To actively consult and incorporate the expressed needs of staff and patients through a collaborative process should be a future goal for our unions, healthcare workers, and administrators.

Summary

In this chapter, we considered strategies that offer the potential for increasing revenue to medical centers while at the same time enlisting the creative and practical ideas of their staff. The Worker Lab, established in Seattle and based on practices used in Silicon Valley, offers encouragement for workers, regardless of where they are employed, to identify methods to improve services or to create new systems and products. The Worker Lab provides a worker or small group of workers with startup funds to develop their ideas. While the Worker Lab focuses primarily on the development of new processes for patient care, we also encourage groups of healthcare Labor Management Partnerships to form Technology Development centers such as the one developed at Lucas Aerospace in England and supported by surrounding universities. The development of new methods for healthcare technology may provide a source of funds for medical centers and their Labor Management Partnerships.

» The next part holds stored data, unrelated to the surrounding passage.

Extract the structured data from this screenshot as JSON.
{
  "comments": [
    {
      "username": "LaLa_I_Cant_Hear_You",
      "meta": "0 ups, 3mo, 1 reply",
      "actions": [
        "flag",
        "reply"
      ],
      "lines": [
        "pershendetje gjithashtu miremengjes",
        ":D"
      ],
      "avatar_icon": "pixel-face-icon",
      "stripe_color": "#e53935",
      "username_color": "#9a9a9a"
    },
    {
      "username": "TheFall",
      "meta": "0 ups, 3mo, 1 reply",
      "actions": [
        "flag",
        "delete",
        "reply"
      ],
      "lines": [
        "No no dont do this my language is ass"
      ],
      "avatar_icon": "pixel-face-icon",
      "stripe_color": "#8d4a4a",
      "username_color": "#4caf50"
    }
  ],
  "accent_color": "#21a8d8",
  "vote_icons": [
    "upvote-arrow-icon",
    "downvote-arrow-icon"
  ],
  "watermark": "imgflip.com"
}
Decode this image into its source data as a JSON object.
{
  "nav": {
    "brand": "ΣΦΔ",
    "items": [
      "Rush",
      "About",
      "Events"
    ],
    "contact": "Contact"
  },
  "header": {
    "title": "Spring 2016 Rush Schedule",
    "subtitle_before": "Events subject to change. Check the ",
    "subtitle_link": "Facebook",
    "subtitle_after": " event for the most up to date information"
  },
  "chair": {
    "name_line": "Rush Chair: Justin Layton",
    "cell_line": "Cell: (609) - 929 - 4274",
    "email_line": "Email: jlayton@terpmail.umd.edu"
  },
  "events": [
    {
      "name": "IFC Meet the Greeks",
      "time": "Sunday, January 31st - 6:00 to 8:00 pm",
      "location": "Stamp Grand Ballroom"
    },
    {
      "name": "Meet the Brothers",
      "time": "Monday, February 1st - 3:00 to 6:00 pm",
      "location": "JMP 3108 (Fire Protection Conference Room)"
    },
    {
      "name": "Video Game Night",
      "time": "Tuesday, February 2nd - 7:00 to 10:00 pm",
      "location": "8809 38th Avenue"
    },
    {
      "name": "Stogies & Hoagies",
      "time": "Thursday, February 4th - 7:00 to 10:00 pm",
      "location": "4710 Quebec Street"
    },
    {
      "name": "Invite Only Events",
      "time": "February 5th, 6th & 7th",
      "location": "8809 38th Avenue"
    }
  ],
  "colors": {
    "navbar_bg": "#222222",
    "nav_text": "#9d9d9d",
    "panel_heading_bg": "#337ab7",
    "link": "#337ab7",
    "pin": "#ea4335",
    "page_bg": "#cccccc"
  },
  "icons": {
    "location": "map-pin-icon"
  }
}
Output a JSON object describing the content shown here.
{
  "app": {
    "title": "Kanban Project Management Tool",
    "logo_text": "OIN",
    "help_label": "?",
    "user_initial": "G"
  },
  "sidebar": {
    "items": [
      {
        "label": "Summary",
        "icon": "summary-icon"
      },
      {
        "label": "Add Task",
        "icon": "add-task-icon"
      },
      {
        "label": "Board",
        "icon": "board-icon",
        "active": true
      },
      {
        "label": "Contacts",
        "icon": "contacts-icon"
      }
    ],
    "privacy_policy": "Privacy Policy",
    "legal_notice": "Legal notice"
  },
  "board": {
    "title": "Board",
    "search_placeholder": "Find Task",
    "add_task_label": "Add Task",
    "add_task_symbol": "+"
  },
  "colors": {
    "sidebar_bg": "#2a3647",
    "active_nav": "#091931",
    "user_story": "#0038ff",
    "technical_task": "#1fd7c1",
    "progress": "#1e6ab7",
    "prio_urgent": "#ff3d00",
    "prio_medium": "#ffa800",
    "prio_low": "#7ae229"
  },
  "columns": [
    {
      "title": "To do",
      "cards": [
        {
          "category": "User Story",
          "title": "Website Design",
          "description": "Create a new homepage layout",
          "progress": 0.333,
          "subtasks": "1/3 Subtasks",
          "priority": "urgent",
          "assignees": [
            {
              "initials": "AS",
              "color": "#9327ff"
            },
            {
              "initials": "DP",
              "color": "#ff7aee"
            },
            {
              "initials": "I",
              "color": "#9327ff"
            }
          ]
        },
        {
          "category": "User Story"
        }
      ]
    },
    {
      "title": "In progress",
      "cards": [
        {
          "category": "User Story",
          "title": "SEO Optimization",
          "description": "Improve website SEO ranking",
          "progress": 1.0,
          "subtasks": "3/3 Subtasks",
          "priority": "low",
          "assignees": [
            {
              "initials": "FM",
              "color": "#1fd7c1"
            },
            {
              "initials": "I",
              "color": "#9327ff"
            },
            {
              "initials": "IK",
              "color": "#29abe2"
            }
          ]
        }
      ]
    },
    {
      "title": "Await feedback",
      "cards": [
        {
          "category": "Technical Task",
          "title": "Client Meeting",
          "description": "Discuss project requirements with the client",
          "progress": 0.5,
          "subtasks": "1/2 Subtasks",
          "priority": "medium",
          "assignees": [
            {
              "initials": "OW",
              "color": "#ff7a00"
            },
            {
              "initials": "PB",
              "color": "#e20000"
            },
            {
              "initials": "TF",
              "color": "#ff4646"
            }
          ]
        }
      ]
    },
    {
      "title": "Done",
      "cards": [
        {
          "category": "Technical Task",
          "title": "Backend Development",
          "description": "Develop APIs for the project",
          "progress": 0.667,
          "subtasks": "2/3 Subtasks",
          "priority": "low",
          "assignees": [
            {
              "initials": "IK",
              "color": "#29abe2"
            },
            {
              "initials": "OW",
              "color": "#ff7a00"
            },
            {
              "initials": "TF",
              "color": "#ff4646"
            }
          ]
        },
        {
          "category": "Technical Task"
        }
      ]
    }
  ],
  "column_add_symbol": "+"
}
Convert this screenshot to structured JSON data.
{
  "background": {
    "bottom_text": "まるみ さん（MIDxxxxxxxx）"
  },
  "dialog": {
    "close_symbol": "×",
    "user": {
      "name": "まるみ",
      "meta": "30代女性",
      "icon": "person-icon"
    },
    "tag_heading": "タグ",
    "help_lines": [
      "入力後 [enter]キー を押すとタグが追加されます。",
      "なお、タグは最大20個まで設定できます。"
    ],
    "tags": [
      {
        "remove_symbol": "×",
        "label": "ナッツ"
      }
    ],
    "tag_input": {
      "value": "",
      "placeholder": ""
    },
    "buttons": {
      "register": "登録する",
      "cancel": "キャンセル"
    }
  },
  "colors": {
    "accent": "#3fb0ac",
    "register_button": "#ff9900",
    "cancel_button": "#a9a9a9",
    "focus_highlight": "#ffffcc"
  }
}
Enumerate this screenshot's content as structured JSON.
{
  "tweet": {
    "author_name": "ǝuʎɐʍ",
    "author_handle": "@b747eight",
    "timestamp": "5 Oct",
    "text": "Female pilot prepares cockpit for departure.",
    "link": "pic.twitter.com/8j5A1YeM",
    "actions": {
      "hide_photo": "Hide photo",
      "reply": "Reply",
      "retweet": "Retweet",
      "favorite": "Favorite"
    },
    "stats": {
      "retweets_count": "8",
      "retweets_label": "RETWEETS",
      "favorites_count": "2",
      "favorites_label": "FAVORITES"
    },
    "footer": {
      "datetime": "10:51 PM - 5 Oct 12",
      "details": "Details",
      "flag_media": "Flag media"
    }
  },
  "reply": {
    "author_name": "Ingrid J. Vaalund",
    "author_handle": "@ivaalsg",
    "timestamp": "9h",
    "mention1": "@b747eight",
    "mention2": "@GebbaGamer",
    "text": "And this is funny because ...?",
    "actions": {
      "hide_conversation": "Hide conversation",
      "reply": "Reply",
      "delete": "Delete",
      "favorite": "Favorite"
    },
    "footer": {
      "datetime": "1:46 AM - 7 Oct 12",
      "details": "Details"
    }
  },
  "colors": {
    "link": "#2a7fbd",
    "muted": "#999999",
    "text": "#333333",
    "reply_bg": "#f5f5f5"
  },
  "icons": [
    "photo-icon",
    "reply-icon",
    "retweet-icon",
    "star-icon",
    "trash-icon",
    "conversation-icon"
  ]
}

In addition, we discussed intensive large group work sessions that can accelerate the initial work of Strategic Alliances, Labor-Management Partnerships, or new health systems development. A particular methodology based on programs employed in Silicon Valley by Stuart Winby (The Work Innovation Network Process) and used at Alegent and Fairview Medical Centers is described in detail.

Finally, we discussed the need for Labor Management Partnerships to include patient feedback about care access and care provision from the very beginning of their work. Further, clinical staff need to be made aware of their center’s approach to patients who are late in paying their bills so that they can ensure that such practices meet the ethical standards of their professions.